Otra de las medidas fue crear el puesto de pintor de la villa, que fue a parar a Roger en 1436. Así fue como Roger de la Pasture aflamencó su nombre a Rogier van der Weyden. Desempeñó el cargo toda su vida, y para el más allá –la muerte le visitó en Bruselas en 1464– se ganó una tumba en la catedral de Santa Gúdula de la actual capital belga.
No solo ejecutó encargos públicos para la ciudad o para la corte borgoñona (que, ante tanto lujo ofrecido, recaló bastante en Bruselas). Gracias al cosmopolitismo mercantil de los Países Bajos, la reputación del pintor se extendió y recibió encargos de todo el continente. Juan II de Castilla, por ejemplo, le encargó en 1445 el Retablo Miraflores para la cartuja burgalense del mismo nombre. También pintó para las grandes familias italianas, como los Medici o los Este, con las que pudo entrar en contacto cuando viajó a Roma para el Jubileo de 1450. Los milaneses Sforza incluso le enviaron a un joven para que lo formara como aprendiz. Por otra parte, Van der Weyden nunca cerró su taller original de Tournai, que supervisaba un sobrino. Arte y empresa iban de la mano sin reparos.
Mares de dudas
El catálogo de Van der Weyden es un laberinto de atribuciones. Las obras en aquellos tiempos no se firmaban ni databan y, en muchos casos, se han perdido los marcos originales, que podrían contener valiosas inscripciones. Si un maestro tenía bien enseñados a sus ayudantes y aprendices, ni las más modernas tecnologías son capaces de desentrañar con exactitud cuál es una pieza del maestro y cuál del taller.

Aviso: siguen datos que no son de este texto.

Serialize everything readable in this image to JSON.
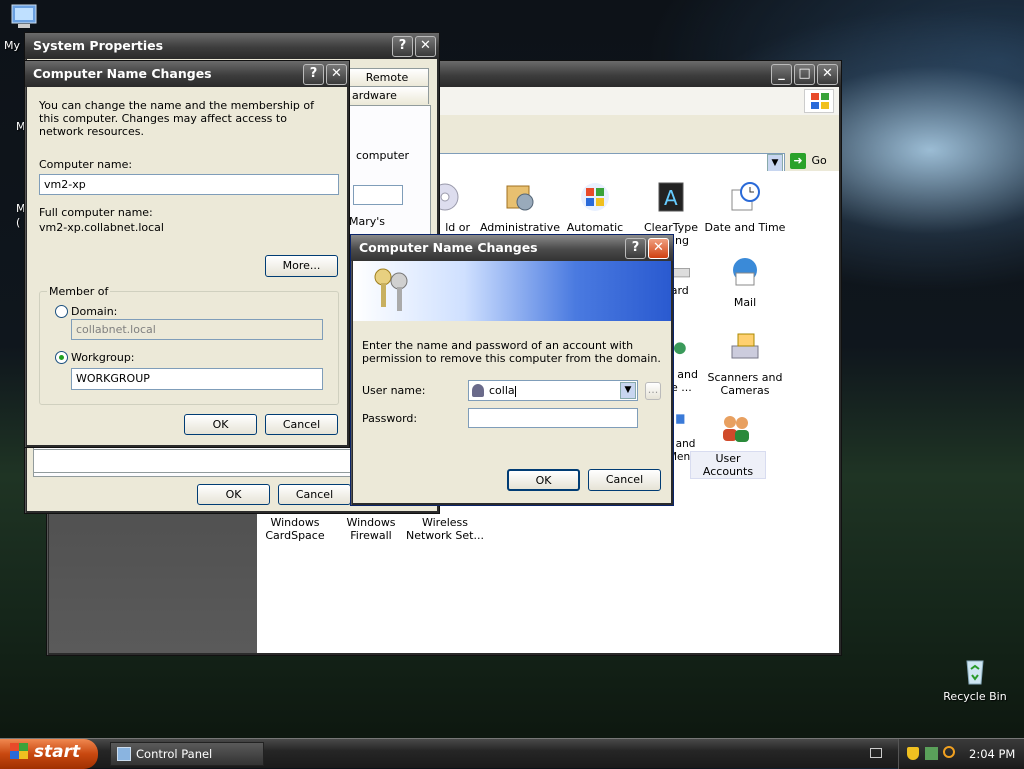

De las tres tablas que consiguen el mayor consenso como auténticos Van der Weyden, dos están en España, compradas en su día por Felipe II: El Descendimiento del Prado y La Crucifixión de Scheut, pintada para la cartuja homónima en Anderlecht y hoy ubicada en el Monasterio de El Escorial. La tercera es el Retablo Miraflores , un encargo español, pero hay que viajar a Alemania para verlo, en el Staatliche de Berlín.
Cuando se organizan grandes exposiciones es habitual que vayan respaldadas por el trabajo de un comité científico que, en muchas ocasiones, puede darle un giro al catálogo de un artista. Estos cambios de autoría, dicen los académicos, no rebajan o degradan una obra: pensar así es un garrafal anacronismo. Por aquella época se hablaba sin tapujos de talleres, y no de artistas. De hecho, la figura del asistente o ayudante, pese a esa idea romántica que progresivamente fue rodeando a la figura del artista, nunca dejó de existir en los siglos posteriores: ¿cómo si no iba Rubens a embellecer una iglesia con más de treinta pinturas de una tacada? ¿O cómo podría Tintoretto decorar un edificio veneciano sin dejarse allí media vida?